I hear from my sister in law down the beach that a week doesn't go by that someone thinks a seal is in distress because it has it tush up on the sand / pier / marsh.
Right now seals are gorging themselves on herring and other fish as they go back up river to spawn. It is an aqua themed Old Country Buffet for them and this one looks like it had just eaten like a stoned pelican.
Seals are protected by the Marine Mammal Act and it is a crime (Federal) to touch / harass them, although they are starting to turn into water based turkeys around here. The problem is that when you have turkeys in your neighborhood nothing happens except people from Brookline hide or people on the Pike do not know how to handle one in the median. When you have seals in your local swimming area, you get sharks, and you don't want to be the slow seal.
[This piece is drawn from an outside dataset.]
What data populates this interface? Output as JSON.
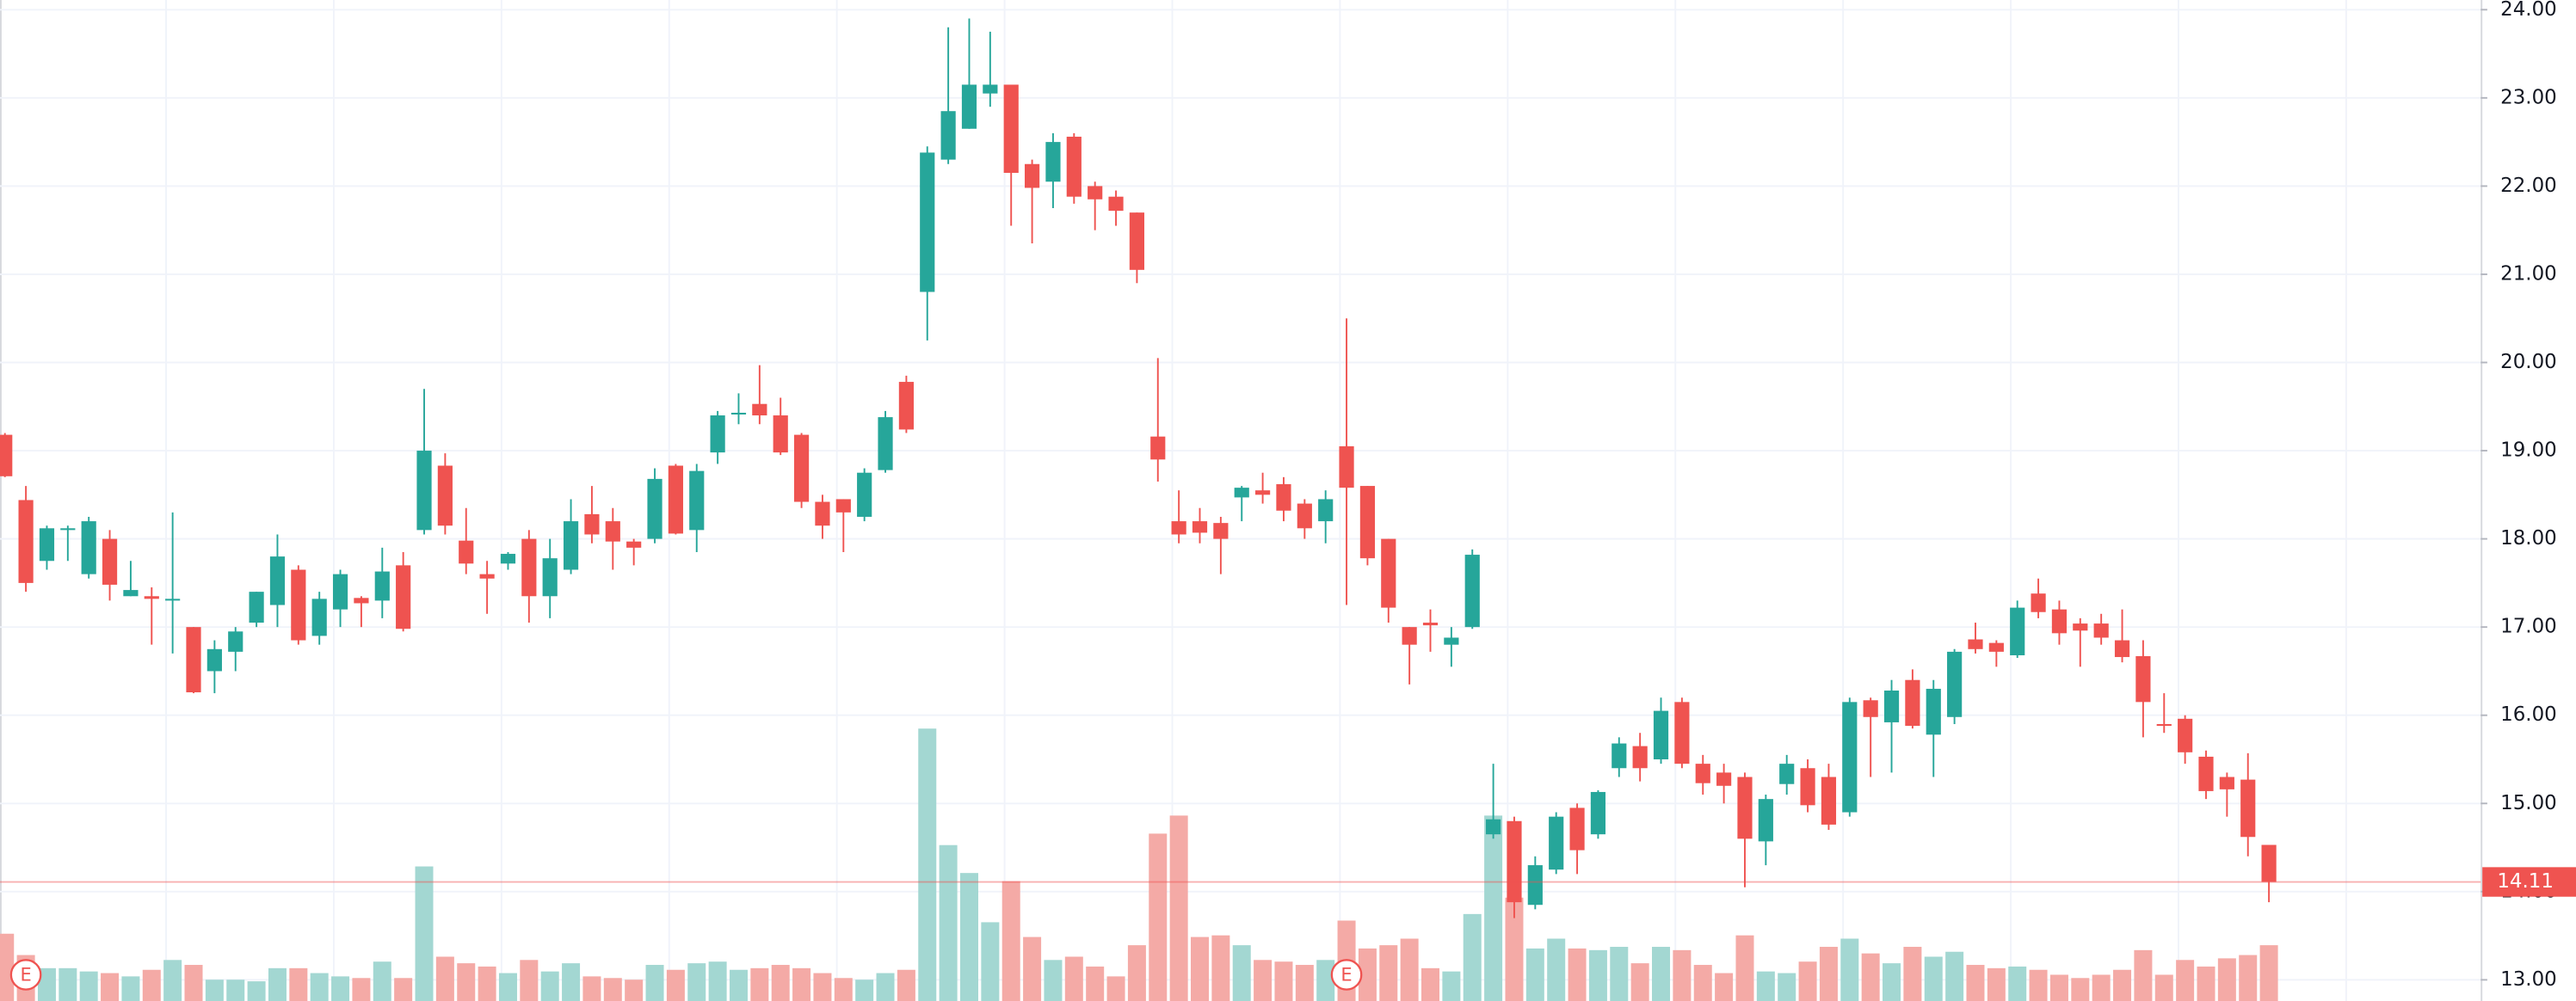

Give credit to the clean up of the waters around here. We have seals in the Charles and we have had humpbacks off of Castle Island. Nice job MWRA.
More like an Old Colony
More like an Old Colony Buffet amirite!!!!
I'm kind of curious how it
I'm kind of curious how it got past the dam. Did it go through the locks or did it crawl around it by land? I suppose it can probably find its way back out either way.
Went through the locks
... and now it is going through the lox. It probably followed the herring heading up the current when they opened them up.
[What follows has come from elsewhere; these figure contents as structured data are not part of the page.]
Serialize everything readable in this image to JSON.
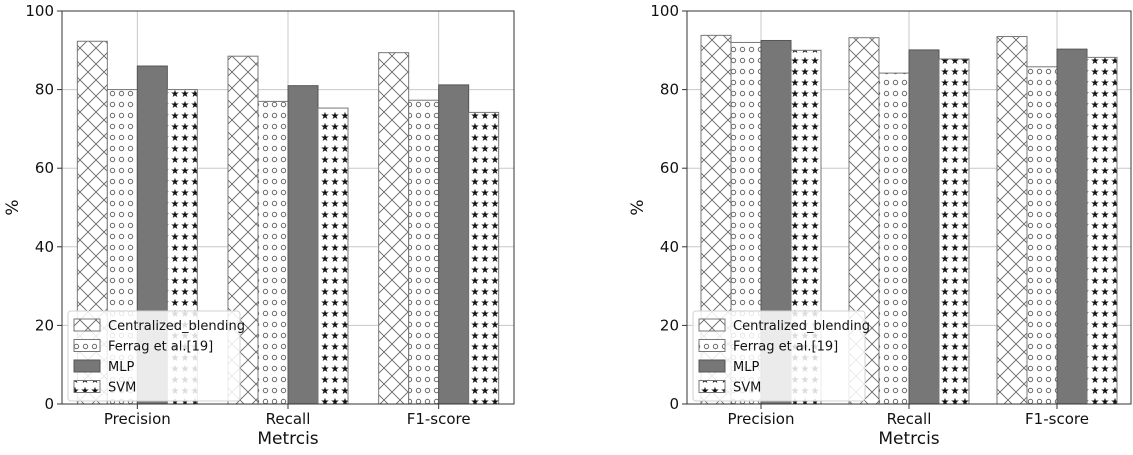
{
  "chart_data": [
    {
      "type": "bar",
      "title": "",
      "xlabel": "Metrcis",
      "ylabel": "%",
      "ylim": [
        0,
        100
      ],
      "yticks": [
        "0",
        "20",
        "40",
        "60",
        "80",
        "100"
      ],
      "grid": true,
      "legend_position": "lower-left",
      "categories": [
        "Precision",
        "Recall",
        "F1-score"
      ],
      "series": [
        {
          "name": "Centralized_blending",
          "pattern": "crosshatch",
          "color": "#555555",
          "values": [
            92.3,
            88.5,
            89.4
          ]
        },
        {
          "name": "Ferrag et al.[19]",
          "pattern": "circles",
          "color": "#555555",
          "values": [
            80.0,
            77.0,
            77.3
          ]
        },
        {
          "name": "MLP",
          "pattern": "solid",
          "color": "#777777",
          "values": [
            86.0,
            81.0,
            81.2
          ]
        },
        {
          "name": "SVM",
          "pattern": "stars",
          "color": "#555555",
          "values": [
            80.0,
            75.3,
            74.2
          ]
        }
      ]
    },
    {
      "type": "bar",
      "title": "",
      "xlabel": "Metrcis",
      "ylabel": "%",
      "ylim": [
        0,
        100
      ],
      "yticks": [
        "0",
        "20",
        "40",
        "60",
        "80",
        "100"
      ],
      "grid": true,
      "legend_position": "lower-left",
      "categories": [
        "Precision",
        "Recall",
        "F1-score"
      ],
      "series": [
        {
          "name": "Centralized_blending",
          "pattern": "crosshatch",
          "color": "#555555",
          "values": [
            93.8,
            93.2,
            93.5
          ]
        },
        {
          "name": "Ferrag et al.[19]",
          "pattern": "circles",
          "color": "#555555",
          "values": [
            92.0,
            84.2,
            85.8
          ]
        },
        {
          "name": "MLP",
          "pattern": "solid",
          "color": "#777777",
          "values": [
            92.5,
            90.1,
            90.3
          ]
        },
        {
          "name": "SVM",
          "pattern": "stars",
          "color": "#555555",
          "values": [
            90.0,
            87.8,
            88.2
          ]
        }
      ]
    }
  ]
}
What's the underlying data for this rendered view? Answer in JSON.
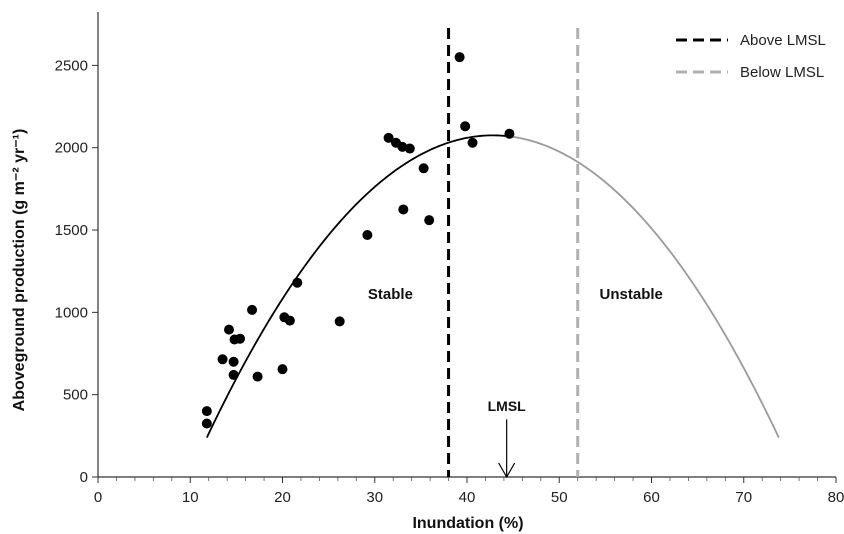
{
  "chart_data": {
    "type": "scatter",
    "title": "",
    "xlabel": "Inundation (%)",
    "ylabel": "Aboveground production (g m⁻² yr⁻¹)",
    "xlim": [
      0,
      80
    ],
    "ylim": [
      0,
      2800
    ],
    "x_ticks": [
      0,
      10,
      20,
      30,
      40,
      50,
      60,
      70,
      80
    ],
    "y_ticks": [
      0,
      500,
      1000,
      1500,
      2000,
      2500
    ],
    "grid": false,
    "legend_position": "top-right",
    "legend": [
      {
        "label": "Above LMSL",
        "color": "#000000",
        "style": "dashed"
      },
      {
        "label": "Below LMSL",
        "color": "#b0b0b0",
        "style": "dashed"
      }
    ],
    "points": [
      {
        "x": 11.8,
        "y": 400
      },
      {
        "x": 11.8,
        "y": 325
      },
      {
        "x": 13.5,
        "y": 715
      },
      {
        "x": 14.2,
        "y": 895
      },
      {
        "x": 14.7,
        "y": 700
      },
      {
        "x": 14.7,
        "y": 620
      },
      {
        "x": 14.8,
        "y": 835
      },
      {
        "x": 15.4,
        "y": 840
      },
      {
        "x": 16.7,
        "y": 1015
      },
      {
        "x": 17.3,
        "y": 610
      },
      {
        "x": 20.0,
        "y": 655
      },
      {
        "x": 20.2,
        "y": 970
      },
      {
        "x": 20.8,
        "y": 950
      },
      {
        "x": 21.6,
        "y": 1180
      },
      {
        "x": 26.2,
        "y": 945
      },
      {
        "x": 29.2,
        "y": 1470
      },
      {
        "x": 31.5,
        "y": 2060
      },
      {
        "x": 32.3,
        "y": 2030
      },
      {
        "x": 33.0,
        "y": 2005
      },
      {
        "x": 33.8,
        "y": 1995
      },
      {
        "x": 33.1,
        "y": 1625
      },
      {
        "x": 35.3,
        "y": 1875
      },
      {
        "x": 35.9,
        "y": 1560
      },
      {
        "x": 39.2,
        "y": 2550
      },
      {
        "x": 39.8,
        "y": 2130
      },
      {
        "x": 40.6,
        "y": 2030
      },
      {
        "x": 44.6,
        "y": 2085
      }
    ],
    "fit_curve": {
      "type": "quadratic",
      "vertex_x": 42.8,
      "vertex_y": 2075,
      "a": -1.91,
      "x_range": [
        11.8,
        73.8
      ],
      "split_x": 44.6,
      "color_above": "#000000",
      "color_below": "#9a9a9a"
    },
    "vlines": [
      {
        "x": 38.0,
        "color": "#000000",
        "style": "dashed"
      },
      {
        "x": 52.0,
        "color": "#b0b0b0",
        "style": "dashed"
      }
    ],
    "annotations": [
      {
        "text": "Stable",
        "x": 31.7,
        "y": 1080
      },
      {
        "text": "Unstable",
        "x": 57.8,
        "y": 1080
      }
    ],
    "marker": {
      "text": "LMSL",
      "x": 44.3,
      "arrow_top_y": 350,
      "label_y": 400
    }
  }
}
This appears to be the second
This appears to be the second seal in the river in the past week or so ... last one swam through the locks, was spotted by the staff at the Museum of Science, and eventually guided back through the locks. This could be the same one back for more, though. (hey, it knows a good thing when it sees it.)
It doesn't really hurt them to be in freshwater, at least for short periods, but it might need some help finding its way back to the harbor.
Bike
lane...
Not being a wiseguy, but...
...how exactly DO you handle a turkey in the median strip? Don't you have to slow down to a crawl so you don't hit it if/when it marches into the road?
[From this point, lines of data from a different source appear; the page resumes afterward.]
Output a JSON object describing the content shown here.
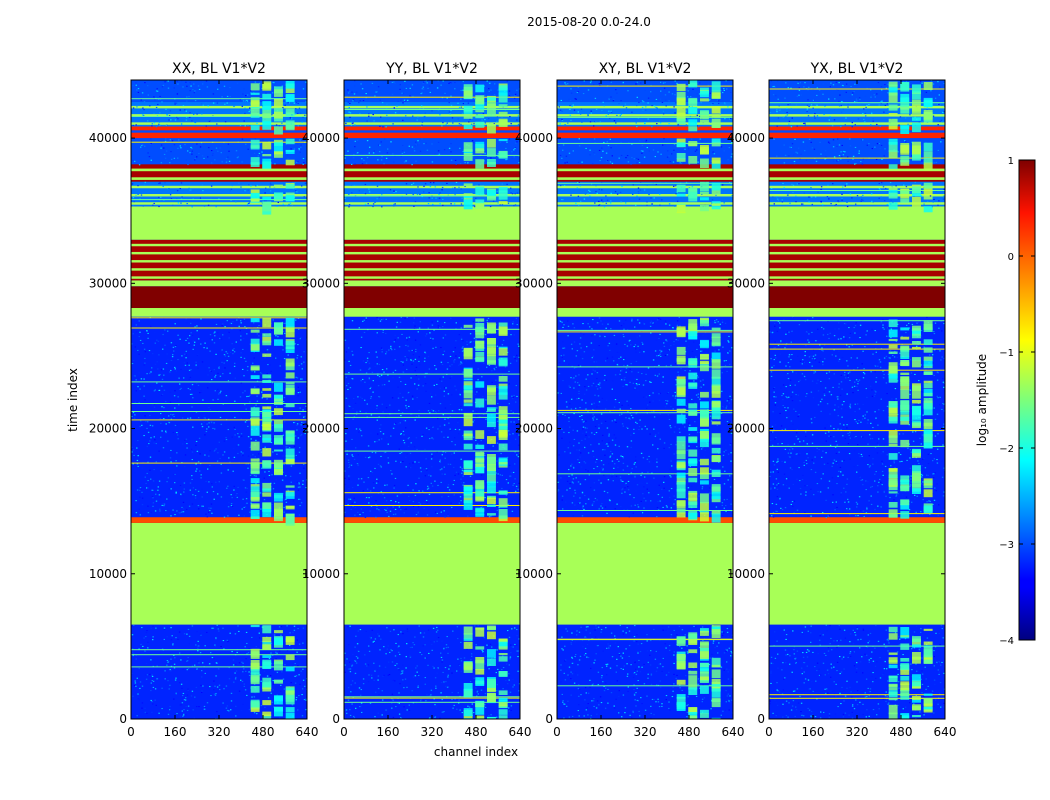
{
  "chart_data": {
    "type": "heatmap",
    "suptitle": "2015-08-20 0.0-24.0",
    "xlabel": "channel index",
    "ylabel": "time index",
    "xlim": [
      0,
      640
    ],
    "ylim": [
      0,
      44000
    ],
    "x_ticks": [
      "0",
      "160",
      "320",
      "480",
      "640"
    ],
    "x_tick_values": [
      0,
      160,
      320,
      480,
      640
    ],
    "y_ticks": [
      "0",
      "10000",
      "20000",
      "30000",
      "40000"
    ],
    "y_tick_values": [
      0,
      10000,
      20000,
      30000,
      40000
    ],
    "panels": [
      {
        "title": "XX, BL V1*V2",
        "id": "xx"
      },
      {
        "title": "YY, BL V1*V2",
        "id": "yy"
      },
      {
        "title": "XY, BL V1*V2",
        "id": "xy"
      },
      {
        "title": "YX, BL V1*V2",
        "id": "yx"
      }
    ],
    "colorbar": {
      "label": "log₁₀ amplitude",
      "range": [
        -4,
        1
      ],
      "ticks": [
        "1",
        "0",
        "−1",
        "−2",
        "−3",
        "−4"
      ],
      "tick_values": [
        1,
        0,
        -1,
        -2,
        -3,
        -4
      ],
      "colormap": "jet"
    },
    "band_approx": [
      {
        "time_start": 0,
        "time_end": 6500,
        "level": "noise",
        "log10_amplitude": -3.2
      },
      {
        "time_start": 6500,
        "time_end": 13500,
        "level": "flat",
        "log10_amplitude": -1.3
      },
      {
        "time_start": 13500,
        "time_end": 13900,
        "level": "high",
        "log10_amplitude": 0.0
      },
      {
        "time_start": 13900,
        "time_end": 27700,
        "level": "noise",
        "log10_amplitude": -3.2
      },
      {
        "time_start": 27700,
        "time_end": 28300,
        "level": "flat",
        "log10_amplitude": -1.3
      },
      {
        "time_start": 28300,
        "time_end": 29800,
        "level": "saturated",
        "log10_amplitude": 1.0
      },
      {
        "time_start": 29800,
        "time_end": 30200,
        "level": "flat",
        "log10_amplitude": -1.3
      },
      {
        "time_start": 30200,
        "time_end": 33000,
        "level": "striped-saturated",
        "log10_amplitude": 0.8
      },
      {
        "time_start": 33000,
        "time_end": 35300,
        "level": "flat",
        "log10_amplitude": -1.3
      },
      {
        "time_start": 35300,
        "time_end": 37000,
        "level": "striped-noise",
        "log10_amplitude": -2.8
      },
      {
        "time_start": 37000,
        "time_end": 38200,
        "level": "striped-saturated",
        "log10_amplitude": 0.8
      },
      {
        "time_start": 38200,
        "time_end": 40000,
        "level": "noise",
        "log10_amplitude": -3.0
      },
      {
        "time_start": 40000,
        "time_end": 40800,
        "level": "striped-high",
        "log10_amplitude": 0.2
      },
      {
        "time_start": 40800,
        "time_end": 42500,
        "level": "striped-noise",
        "log10_amplitude": -2.8
      },
      {
        "time_start": 42500,
        "time_end": 44000,
        "level": "noise",
        "log10_amplitude": -3.0
      }
    ],
    "active_channel_range": [
      430,
      600
    ]
  }
}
Hit The Turkey, If they Enter the Roadway.
You are devaluing your car / repair bills / higher insurance rates / time and bills for chiropractor visits from when you get hit from behind because you braked suddenly in a 65 MPH zone over a bird.
Brake for people, moose, deer, dogs, seals (it happens) things that can do real damage to you and your car.
Turkeys? Meh. Would you slow down for rats, pigeons, or squirrels?
No damage from a turkey
No damage from a turkey
Thanks John
for proving why you don't take advice from idiots on the internet. A turkey can cause significant damage, especially when you're driving over 65 and it flies into your windshield / front end.
said another idiot on the
said another idiot on the internet
Yeah, ok bro
At least I'm smart enough to know there's a difference between hitting a 20-30 pound turkey and a pigeon or squirrel.
ok
i would rather hit a 20 lb turkey than be rear ended by a 2500 lb car
which is what the other guy was saying
'bro'
We recommend unconditional
We recommend unconditional surrender.
Somebody throw him a beach
Somebody throw him a beach ball.
Poor guy's been in a funk since
Heidi Klum left him.
Living the dream!
Living the dream!
Adorable!
He's fine
He just got the itis after eating too many herring.
seals
Something really needs to be done about the seals they are getting out of control. And if you go anywhere around Chatham or the cape beaches and there are hundreds of thousands of them if not millions and the only Predator to them are great whites which have been inhabited our beaches more more frequent now. But seals can destroy an ecosystem of fish they eat thousands of pounds of fish yearly each.
Shark Tracker app
You can keep an eye on Cape Cod sharks etc. with the OCearch shark tracker website or app (which I learned about on a Chatham seal watch cruise). Indeed, more seals = sharks. You can also apparently get a nasty bacterial infection if you pet a seal, so maybe don't give them too many hugs.